In diesem volatilen Umfeld ist ein umfassendes Verständnis der zugrundeliegenden Faktoren, die die Weltwirtschaft beeinflussen, mehr denn je eine wesentliche Voraussetzung für die Identifizierung attraktiver Anlagechancen. In einem Wahljahr mit vielen Stolpersteinen, in dem populistische Versuchungen leider allgegenwärtig sein werden. Daher ist die Einbeziehung nicht-finanzieller Aspekte in unsere Anlageentscheidungen aus unserer Sicht die beste Möglichkeit, für unsere Anleger Mehrwert zu generieren und gleichzeitig den Übergang in eine nachhaltigere Zukunft zu fördern. Dieser Ansatz ist in einer zunehmend unsicheren Welt unerlässlich und wir betrachten dieses Konzept als unsere Pflicht gegenüber unserer Kunden.

Von einem Jahr ins nächste: Die Weltwirtschaft im Widerstands-Modus

2023 wird ein Jahr, das viele Kassandra-Rufe und angeblich unverrückbare Gesetzmäßigkeiten der Finanzmärkte Lügen straft.

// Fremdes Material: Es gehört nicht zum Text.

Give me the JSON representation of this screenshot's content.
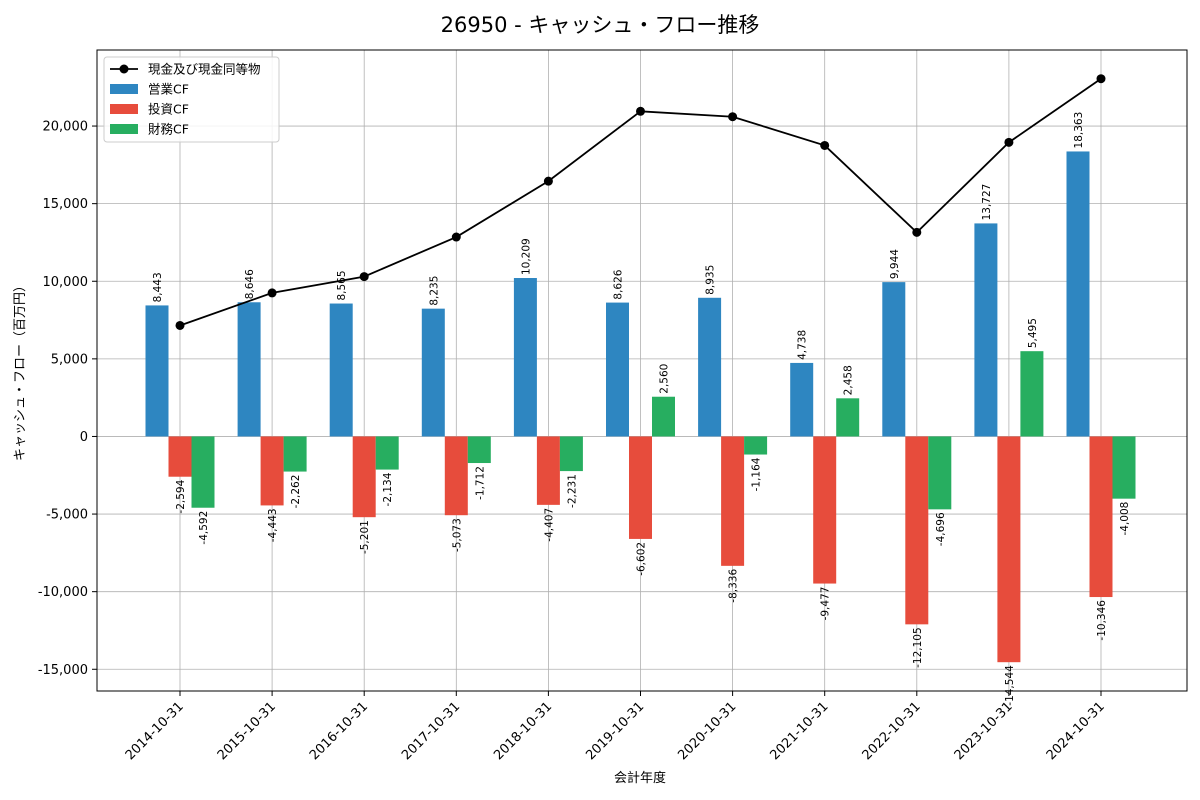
{
  "chart_data": {
    "type": "bar",
    "title": "26950 - キャッシュ・フロー推移",
    "xlabel": "会計年度",
    "ylabel": "キャッシュ・フロー（百万円）",
    "categories": [
      "2014-10-31",
      "2015-10-31",
      "2016-10-31",
      "2017-10-31",
      "2018-10-31",
      "2019-10-31",
      "2020-10-31",
      "2021-10-31",
      "2022-10-31",
      "2023-10-31",
      "2024-10-31"
    ],
    "series": [
      {
        "name": "営業CF",
        "kind": "bar",
        "color": "#2e86c1",
        "values": [
          8443,
          8646,
          8565,
          8235,
          10209,
          8626,
          8935,
          4738,
          9944,
          13727,
          18363
        ],
        "labels": [
          "8,443",
          "8,646",
          "8,565",
          "8,235",
          "10,209",
          "8,626",
          "8,935",
          "4,738",
          "9,944",
          "13,727",
          "18,363"
        ]
      },
      {
        "name": "投資CF",
        "kind": "bar",
        "color": "#e74c3c",
        "values": [
          -2594,
          -4443,
          -5201,
          -5073,
          -4407,
          -6602,
          -8336,
          -9477,
          -12105,
          -14544,
          -10346
        ],
        "labels": [
          "-2,594",
          "-4,443",
          "-5,201",
          "-5,073",
          "-4,407",
          "-6,602",
          "-8,336",
          "-9,477",
          "-12,105",
          "-14,544",
          "-10,346"
        ]
      },
      {
        "name": "財務CF",
        "kind": "bar",
        "color": "#27ae60",
        "values": [
          -4592,
          -2262,
          -2134,
          -1712,
          -2231,
          2560,
          -1164,
          2458,
          -4696,
          5495,
          -4008
        ],
        "labels": [
          "-4,592",
          "-2,262",
          "-2,134",
          "-1,712",
          "-2,231",
          "2,560",
          "-1,164",
          "2,458",
          "-4,696",
          "5,495",
          "-4,008"
        ]
      },
      {
        "name": "現金及び現金同等物",
        "kind": "line",
        "color": "#000000",
        "values": [
          7150,
          9250,
          10300,
          12850,
          16450,
          20950,
          20600,
          18750,
          13150,
          18950,
          23050
        ]
      }
    ],
    "ylim": [
      -16400,
      24900
    ],
    "yticks": [
      -15000,
      -10000,
      -5000,
      0,
      5000,
      10000,
      15000,
      20000
    ],
    "ytick_labels": [
      "-15,000",
      "-10,000",
      "-5,000",
      "0",
      "5,000",
      "10,000",
      "15,000",
      "20,000"
    ],
    "grid": true,
    "legend_position": "top-left"
  }
}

Tatsächlich ist die am häufigsten angekündigte Rezession aller Zeiten trotz einer beispiellos schnellen und umfangreichen geldpolitischen Straffung, einer invertierten Zinsstrukturkurve am Anleihemarkt und einer Bankenkrise letztendlich ausgeblieben. Die Märkte wurden in diesen besonders stürmischen und anstrengenden letzten zwölf Monaten von geopolitischen Konflikten und wirtschaftlicher Unsicherheit gebeutelt und hatten mit Bewegungen der Zentralbanken zu kämpfen, die aufmerksamer beobachtet wurden als Taylor Swift – und kämpften krampfhaft dagegen an.

Stattdessen hat die Volatilität an den Anleihemärkten ein Comeback erlebt. Aber wie so oft kam die Überraschung aus einer Richtung, die wir am wenigsten erwartet hatten: Zwar waren wir von einem positiven Wachstum und einem Rückgang der Inflation ausgegangen, aber wir müssen zugeben, dass wir nicht mit der Stärke der US-Wirtschaft gerechnet hatten. Die Kaufkraft der privaten Haushalte übertraf alle Erwartungen und wurde durch Lohn- und Gehaltssteigerungen und ein bequemes Polster aus Ersparnissen gestützt, das sich während der Coronakrise gebildet hatte.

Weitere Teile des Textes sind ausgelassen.